Just as American capital fled New England for the Rebel South, and then Mexico; they now decamp to China. The impact on American labor is not subtle, which fact played into Orange Julius Caesar's paranoid mind (note to self: some praise paranoia), and he lied on it to the Throne. As previously noted, the USofA no longer has the raw materials to make primary steel or aluminum in quantity. The salvation of redundant coal miners and steel workers is socialism. Taxing, which is what tariffs do (just read up Smoot-Hawley), just makes things worse for everyone. The right wingnuts, naturally, cry "but Pareto says you can't redistribute!!". There are only two choices; 1) let them perish or 2) support them. Socialism makes the support explicit and efficient. Tariffs and other market meddling only rewards the 1%, mostly.
Here's some arithmetic about the issue (2011):
[T]he total wholesale value of the iPhone — for the 3G model it was about $180 — goes on the Chinese import side of the trade ledger. As a result, says economist Rob Feenstra of the University of California, Davis, "The U.S. trade deficit with China tends to be exaggerated."
...
In a much-talked-about paper, Chinese economist Yuqing Xing took a stab at the figure. "If you look at the manufacturing costs, China's contribution is $6.50."
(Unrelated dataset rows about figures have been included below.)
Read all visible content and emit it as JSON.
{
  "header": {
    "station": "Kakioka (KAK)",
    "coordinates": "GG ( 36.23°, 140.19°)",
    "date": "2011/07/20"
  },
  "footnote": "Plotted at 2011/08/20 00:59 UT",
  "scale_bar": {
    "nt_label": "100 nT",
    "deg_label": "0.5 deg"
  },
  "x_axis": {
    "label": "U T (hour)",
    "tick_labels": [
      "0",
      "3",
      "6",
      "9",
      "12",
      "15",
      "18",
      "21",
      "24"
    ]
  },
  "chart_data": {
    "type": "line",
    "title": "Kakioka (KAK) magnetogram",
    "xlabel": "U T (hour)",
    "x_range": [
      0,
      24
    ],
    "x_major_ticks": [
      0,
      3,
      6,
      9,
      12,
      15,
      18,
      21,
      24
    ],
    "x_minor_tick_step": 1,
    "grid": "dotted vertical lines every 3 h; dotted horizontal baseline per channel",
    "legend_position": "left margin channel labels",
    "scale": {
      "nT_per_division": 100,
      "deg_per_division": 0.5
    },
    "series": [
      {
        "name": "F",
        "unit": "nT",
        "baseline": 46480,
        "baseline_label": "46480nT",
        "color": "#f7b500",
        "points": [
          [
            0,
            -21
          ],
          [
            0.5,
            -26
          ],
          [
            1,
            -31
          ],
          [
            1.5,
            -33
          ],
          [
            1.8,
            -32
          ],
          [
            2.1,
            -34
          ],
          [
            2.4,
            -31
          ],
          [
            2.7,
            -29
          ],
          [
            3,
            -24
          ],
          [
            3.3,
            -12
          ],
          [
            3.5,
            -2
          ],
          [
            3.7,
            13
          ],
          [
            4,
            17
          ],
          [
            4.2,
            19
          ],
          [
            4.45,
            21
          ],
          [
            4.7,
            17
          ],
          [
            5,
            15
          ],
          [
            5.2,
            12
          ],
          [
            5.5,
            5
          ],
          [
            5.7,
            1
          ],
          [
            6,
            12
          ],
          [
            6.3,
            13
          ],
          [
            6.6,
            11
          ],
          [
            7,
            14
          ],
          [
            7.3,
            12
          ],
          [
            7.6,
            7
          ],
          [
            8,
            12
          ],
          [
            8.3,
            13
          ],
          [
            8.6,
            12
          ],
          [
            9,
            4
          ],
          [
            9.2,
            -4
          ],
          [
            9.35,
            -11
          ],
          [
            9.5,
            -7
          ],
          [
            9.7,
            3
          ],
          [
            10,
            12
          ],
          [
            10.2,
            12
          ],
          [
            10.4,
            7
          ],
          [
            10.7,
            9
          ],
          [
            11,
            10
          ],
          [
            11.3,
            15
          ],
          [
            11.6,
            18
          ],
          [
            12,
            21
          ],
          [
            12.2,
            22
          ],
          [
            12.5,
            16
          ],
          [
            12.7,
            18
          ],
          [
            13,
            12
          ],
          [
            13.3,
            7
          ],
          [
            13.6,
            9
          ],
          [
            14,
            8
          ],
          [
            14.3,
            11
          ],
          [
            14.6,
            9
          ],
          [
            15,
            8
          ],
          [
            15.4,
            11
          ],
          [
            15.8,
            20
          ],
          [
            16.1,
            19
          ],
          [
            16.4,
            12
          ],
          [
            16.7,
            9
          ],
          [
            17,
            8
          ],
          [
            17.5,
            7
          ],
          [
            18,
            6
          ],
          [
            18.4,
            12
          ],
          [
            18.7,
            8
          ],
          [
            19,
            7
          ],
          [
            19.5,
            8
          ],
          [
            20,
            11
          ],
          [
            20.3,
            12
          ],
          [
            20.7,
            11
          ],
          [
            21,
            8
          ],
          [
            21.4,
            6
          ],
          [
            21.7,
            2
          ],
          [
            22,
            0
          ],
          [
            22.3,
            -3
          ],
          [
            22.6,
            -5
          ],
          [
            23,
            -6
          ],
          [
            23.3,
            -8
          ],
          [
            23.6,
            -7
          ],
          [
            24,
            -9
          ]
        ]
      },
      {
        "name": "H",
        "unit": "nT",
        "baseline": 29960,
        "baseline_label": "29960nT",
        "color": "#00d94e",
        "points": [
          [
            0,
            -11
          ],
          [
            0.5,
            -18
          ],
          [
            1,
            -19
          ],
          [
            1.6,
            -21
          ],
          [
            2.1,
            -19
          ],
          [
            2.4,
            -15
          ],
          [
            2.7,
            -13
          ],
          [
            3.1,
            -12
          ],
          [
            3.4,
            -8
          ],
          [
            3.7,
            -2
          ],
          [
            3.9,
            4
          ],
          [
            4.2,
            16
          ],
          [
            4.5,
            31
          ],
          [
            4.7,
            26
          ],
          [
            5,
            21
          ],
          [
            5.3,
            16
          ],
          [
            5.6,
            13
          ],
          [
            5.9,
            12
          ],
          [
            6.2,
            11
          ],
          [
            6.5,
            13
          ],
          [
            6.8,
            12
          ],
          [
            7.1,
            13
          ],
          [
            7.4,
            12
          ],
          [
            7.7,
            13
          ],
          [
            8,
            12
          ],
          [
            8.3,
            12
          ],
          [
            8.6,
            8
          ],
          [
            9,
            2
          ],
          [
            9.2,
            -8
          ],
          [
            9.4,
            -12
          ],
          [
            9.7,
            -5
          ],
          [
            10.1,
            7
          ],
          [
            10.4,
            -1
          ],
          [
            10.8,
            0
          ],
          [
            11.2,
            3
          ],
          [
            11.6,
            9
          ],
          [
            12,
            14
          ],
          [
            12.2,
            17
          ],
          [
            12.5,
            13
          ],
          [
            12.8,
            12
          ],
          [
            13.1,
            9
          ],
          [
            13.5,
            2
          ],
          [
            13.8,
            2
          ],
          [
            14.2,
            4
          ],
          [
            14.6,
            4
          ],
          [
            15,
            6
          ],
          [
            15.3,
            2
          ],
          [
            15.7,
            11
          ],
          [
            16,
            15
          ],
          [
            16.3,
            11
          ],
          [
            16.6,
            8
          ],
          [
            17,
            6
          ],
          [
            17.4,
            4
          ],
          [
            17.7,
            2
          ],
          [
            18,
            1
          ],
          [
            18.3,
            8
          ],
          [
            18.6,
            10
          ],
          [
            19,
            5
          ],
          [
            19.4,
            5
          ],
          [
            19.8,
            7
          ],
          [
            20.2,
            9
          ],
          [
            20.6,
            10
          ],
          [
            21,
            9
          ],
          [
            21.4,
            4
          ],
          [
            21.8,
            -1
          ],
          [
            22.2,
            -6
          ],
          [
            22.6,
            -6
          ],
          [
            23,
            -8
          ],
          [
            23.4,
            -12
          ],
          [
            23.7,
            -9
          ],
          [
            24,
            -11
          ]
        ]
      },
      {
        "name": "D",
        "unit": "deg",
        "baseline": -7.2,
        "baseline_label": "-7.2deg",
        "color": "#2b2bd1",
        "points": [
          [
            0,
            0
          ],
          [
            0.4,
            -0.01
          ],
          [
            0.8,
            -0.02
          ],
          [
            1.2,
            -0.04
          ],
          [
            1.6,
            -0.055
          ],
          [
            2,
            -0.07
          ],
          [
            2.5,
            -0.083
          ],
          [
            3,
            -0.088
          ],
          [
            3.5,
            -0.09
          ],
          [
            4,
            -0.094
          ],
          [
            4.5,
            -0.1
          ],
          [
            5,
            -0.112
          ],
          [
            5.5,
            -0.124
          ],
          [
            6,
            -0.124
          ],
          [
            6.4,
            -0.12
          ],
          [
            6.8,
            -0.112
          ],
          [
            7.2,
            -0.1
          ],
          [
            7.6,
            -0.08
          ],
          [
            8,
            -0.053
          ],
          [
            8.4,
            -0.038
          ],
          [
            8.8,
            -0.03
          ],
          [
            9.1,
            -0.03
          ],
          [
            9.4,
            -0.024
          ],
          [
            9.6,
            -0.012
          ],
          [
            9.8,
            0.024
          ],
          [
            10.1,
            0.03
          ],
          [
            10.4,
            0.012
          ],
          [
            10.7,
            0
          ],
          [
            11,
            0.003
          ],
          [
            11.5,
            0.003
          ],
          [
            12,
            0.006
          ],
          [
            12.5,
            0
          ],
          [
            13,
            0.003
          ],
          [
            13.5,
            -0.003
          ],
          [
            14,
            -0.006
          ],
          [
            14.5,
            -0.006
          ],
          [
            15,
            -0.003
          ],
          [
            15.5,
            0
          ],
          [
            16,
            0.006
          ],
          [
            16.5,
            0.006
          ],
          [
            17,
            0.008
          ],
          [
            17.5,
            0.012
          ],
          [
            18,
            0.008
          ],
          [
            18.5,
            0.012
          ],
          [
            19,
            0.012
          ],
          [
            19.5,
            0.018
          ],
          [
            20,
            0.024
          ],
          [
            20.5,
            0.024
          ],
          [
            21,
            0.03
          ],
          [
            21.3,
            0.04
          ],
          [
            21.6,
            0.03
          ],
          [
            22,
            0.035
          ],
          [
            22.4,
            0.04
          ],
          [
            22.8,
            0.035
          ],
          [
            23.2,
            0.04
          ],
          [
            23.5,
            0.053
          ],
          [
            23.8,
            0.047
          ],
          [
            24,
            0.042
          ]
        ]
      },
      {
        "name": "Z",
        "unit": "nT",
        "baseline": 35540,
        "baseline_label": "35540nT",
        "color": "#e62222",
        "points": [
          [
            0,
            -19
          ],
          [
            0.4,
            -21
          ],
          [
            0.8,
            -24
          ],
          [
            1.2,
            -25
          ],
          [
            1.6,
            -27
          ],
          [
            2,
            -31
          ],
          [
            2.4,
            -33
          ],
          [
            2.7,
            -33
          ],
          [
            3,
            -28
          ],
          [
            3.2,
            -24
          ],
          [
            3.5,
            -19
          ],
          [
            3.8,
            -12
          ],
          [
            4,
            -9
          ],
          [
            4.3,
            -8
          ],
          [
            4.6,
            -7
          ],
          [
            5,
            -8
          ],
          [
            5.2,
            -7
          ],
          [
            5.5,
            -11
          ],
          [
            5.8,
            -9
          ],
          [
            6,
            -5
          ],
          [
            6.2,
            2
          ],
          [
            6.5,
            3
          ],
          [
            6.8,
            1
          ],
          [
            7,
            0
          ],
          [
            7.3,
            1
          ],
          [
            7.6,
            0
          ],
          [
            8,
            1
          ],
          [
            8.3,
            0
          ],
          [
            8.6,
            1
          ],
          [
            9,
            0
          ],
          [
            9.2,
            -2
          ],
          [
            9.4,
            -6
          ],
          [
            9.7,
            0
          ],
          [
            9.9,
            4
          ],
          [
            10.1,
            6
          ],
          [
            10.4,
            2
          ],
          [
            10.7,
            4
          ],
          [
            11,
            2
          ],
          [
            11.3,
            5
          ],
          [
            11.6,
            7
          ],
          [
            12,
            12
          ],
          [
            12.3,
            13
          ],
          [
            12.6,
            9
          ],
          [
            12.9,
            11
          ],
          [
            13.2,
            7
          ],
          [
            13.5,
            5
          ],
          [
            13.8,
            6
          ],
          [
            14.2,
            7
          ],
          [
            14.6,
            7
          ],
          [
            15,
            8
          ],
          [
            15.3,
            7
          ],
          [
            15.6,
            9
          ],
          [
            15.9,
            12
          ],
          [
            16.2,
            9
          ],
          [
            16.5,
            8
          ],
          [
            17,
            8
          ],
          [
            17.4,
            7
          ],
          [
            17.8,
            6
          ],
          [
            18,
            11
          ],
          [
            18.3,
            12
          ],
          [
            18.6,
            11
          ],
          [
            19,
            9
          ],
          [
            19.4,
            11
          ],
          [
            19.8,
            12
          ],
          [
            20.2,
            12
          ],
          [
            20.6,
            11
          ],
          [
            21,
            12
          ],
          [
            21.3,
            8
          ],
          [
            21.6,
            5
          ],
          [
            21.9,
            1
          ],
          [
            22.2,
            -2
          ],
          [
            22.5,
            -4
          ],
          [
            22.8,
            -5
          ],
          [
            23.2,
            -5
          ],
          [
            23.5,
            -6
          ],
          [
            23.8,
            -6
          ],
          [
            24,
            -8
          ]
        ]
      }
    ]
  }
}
He says that figure represents the actual cost of assembling each iPhone. And he concludes that if that number were used instead of the entire wholesale cost, the U.S. trade deficit with China would shrink by roughly $2 billion.
So, we know that the net Chinese imports, and by net we mean product fully created within China with Chinese materials and capital and labor, is far less than the $375 billion (yes, Orange Julius Caesar brays $500 billion) that even the mainstream pundits state.
The moral of the story: figures don't lie by liars figure.